Ben & Jerry's May Rename 'Hazed & Confused' Ice Cream After Complaints

Ben & Jerry's May Rename 'Hazed & Confused' Ice Cream After Complaints

Ben & Jerry's will consider changing the name of an ice cream flavor that some say makes light of student hazing.

Lianne and Brian Kowiak of Tampa, Florida, sent an email to the ice cream company earlier this month complaining that the recently introduced "Hazed & Confused" flavor was insensitive toward the issue of hazing, Bloomberg reported Thursday. As a result, Ben & Jerry's plans to discuss the possibility of changing the name at its next global leadership meeting in October, according to the company.

Shortly after receiving the complaint, Ben & Jerry's company spokesman Sean Greenwood reached out to the Kowiak family, whose son died during a fraternity hazing ritual in 2008. The Kowiaks said they were "shocked and [...] dismayed" by the name of the flavor, according to Bloomberg.

In total, Ben & Jerry's has received four complaints regarding "Hazed & Confused," which the company launched in February of this year, Greenwood told The Huffington Post over the phone.

hazed and confused

A cross-section of Ben & Jerry's "Hazed and Confused" flavor, which contains chocolate and hazelnut ice creams with fudge chips and a hazelnut fudge core.

Greenwood said that while the company has a history of giving its products cheeky names, this one "was never intended to have any association with hazing."

"The ice cream contains hazelnuts, so it was always meant as a pop culture reference to 'Dazed and Confused,'" Greenwood said, referring to the Led Zeppelin song and the 1993 teen comedy. "Not a lot of words rhyme with 'hazelnut.'"

In a statement emailed to HuffPost, the company said: "Ben & Jerry's believes that hazing and bullying have no place in our society.

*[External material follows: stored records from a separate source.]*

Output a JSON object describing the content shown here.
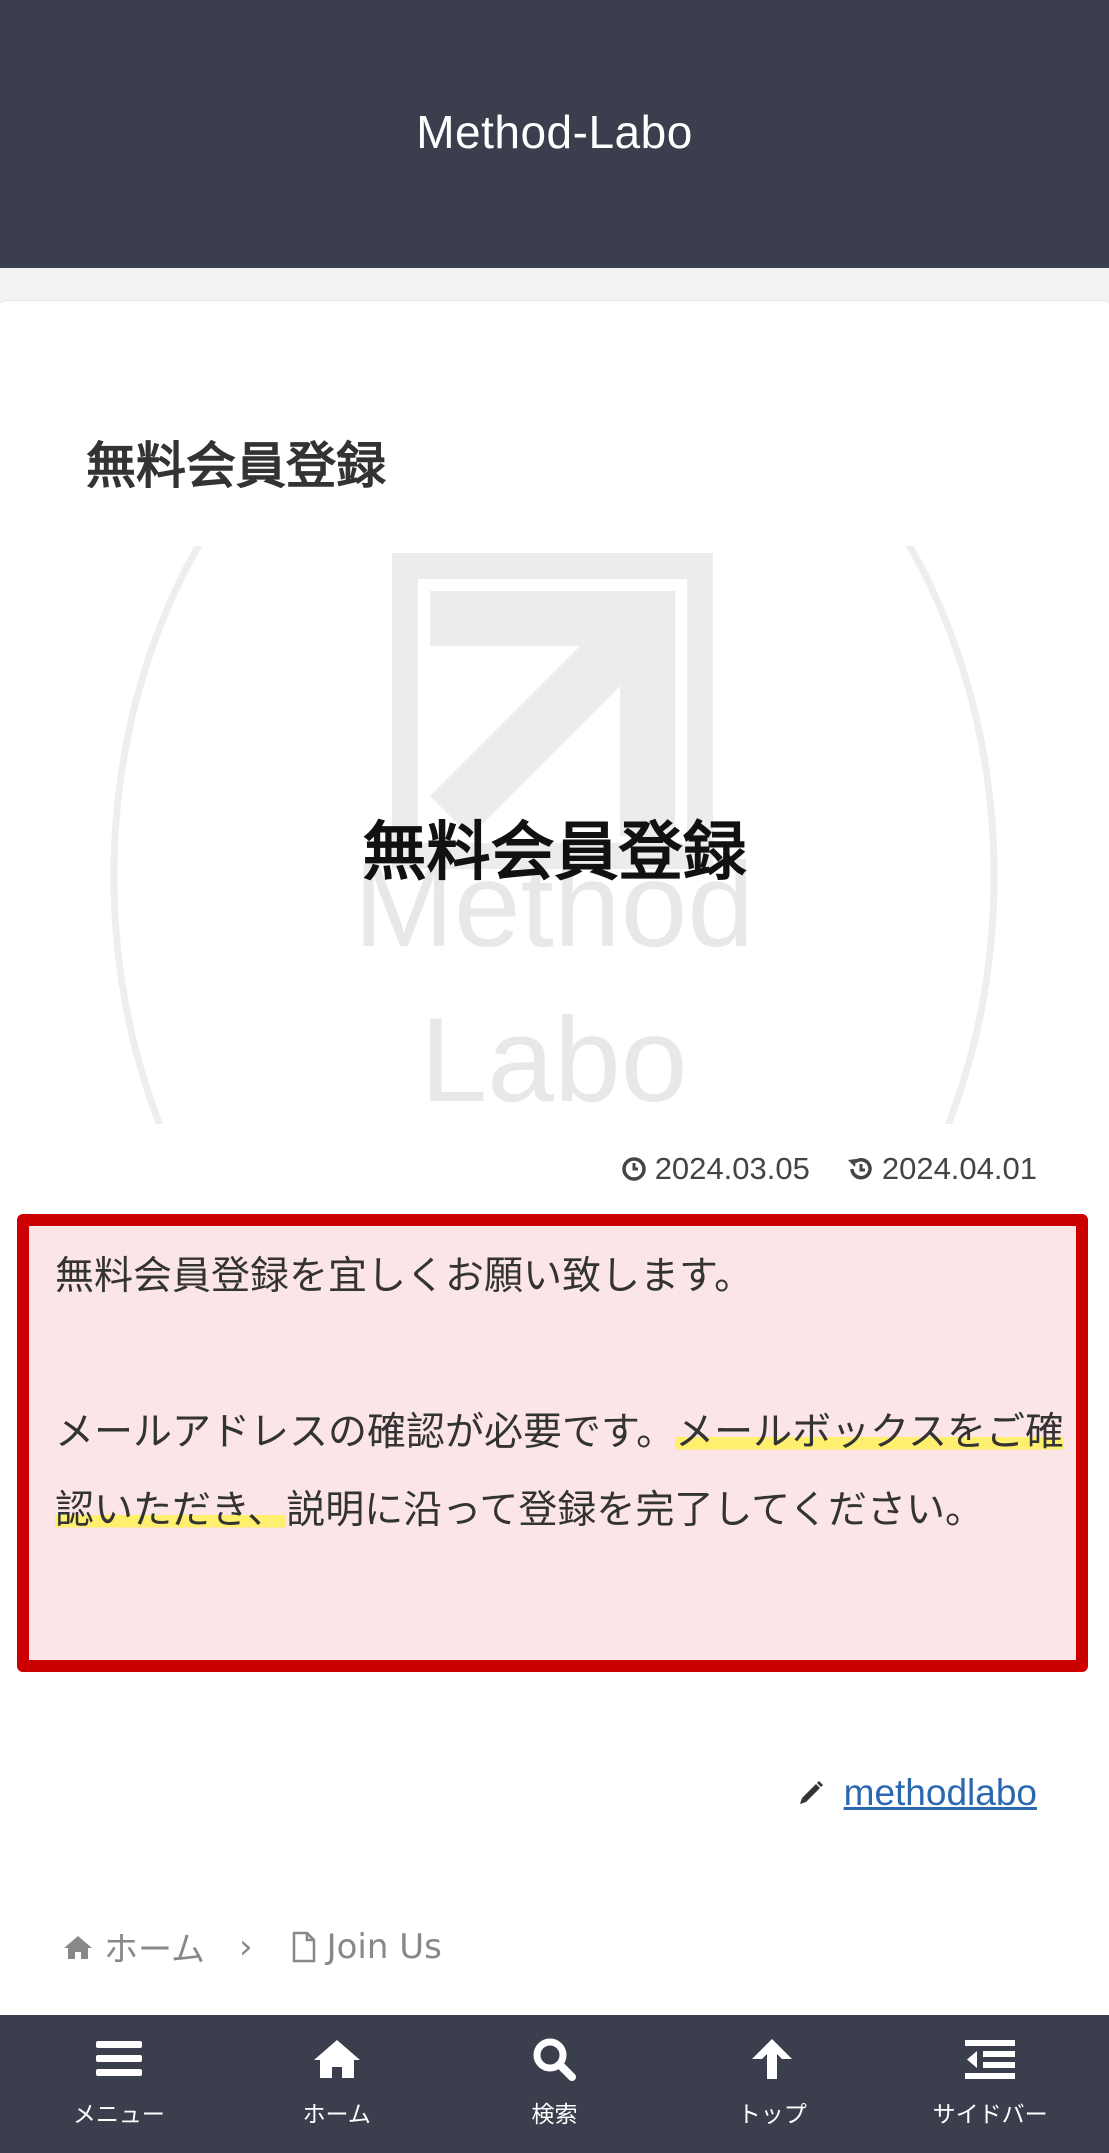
{
  "header": {
    "site_title": "Method-Labo"
  },
  "article": {
    "title": "無料会員登録",
    "eyecatch": {
      "title": "無料会員登録",
      "logo_line1": "Method",
      "logo_line2": "Labo"
    },
    "published": "2024.03.05",
    "updated": "2024.04.01",
    "message": {
      "line1": "無料会員登録を宜しくお願い致します。",
      "p2_before": "メールアドレスの確認が必要です。",
      "p2_marked": "メールボックスをご確認いただき、",
      "p2_after": "説明に沿って登録を完了してください。"
    },
    "author": "methodlabo"
  },
  "breadcrumb": {
    "home": "ホーム",
    "current": "Join Us"
  },
  "bottom_nav": {
    "menu": "メニュー",
    "home": "ホーム",
    "search": "検索",
    "top": "トップ",
    "sidebar": "サイドバー"
  },
  "colors": {
    "header_bg": "#3b3f4d",
    "message_border": "#cc0000",
    "message_bg": "#fbe5e6",
    "marker": "#ffef6e",
    "link": "#2b68b0"
  }
}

No individual, group, or entity should benefit by marginalizing others."

Greenwood emphasized that even though the company takes the matter seriously, it can't say for sure whether the flavor's name will be changed.

"We're not going to vote on changing the name right now," he said. "It's a discussion that's based on the feedback we've received."

Ben & Jerry's has a history of taking a progressive stance on social issues like gay marriage and income inequality, but what Greenwood characterized as the company's "irreverent" naming style has been a source of criticism before.

In 2012, the company apologized for "Taste The Lin-Sanity" -- a limited-release flavor, named for the Asian-American basketball player Jeremy Lin, that contained lychee honey and pieces of fortune cookie -- after criticism that it was racially insensitive. And before that, the company's "Saturday Night Live"-inspired "Schweddy Balls" flavor was protested by One Million Moms, among others, for being inappropriate for children.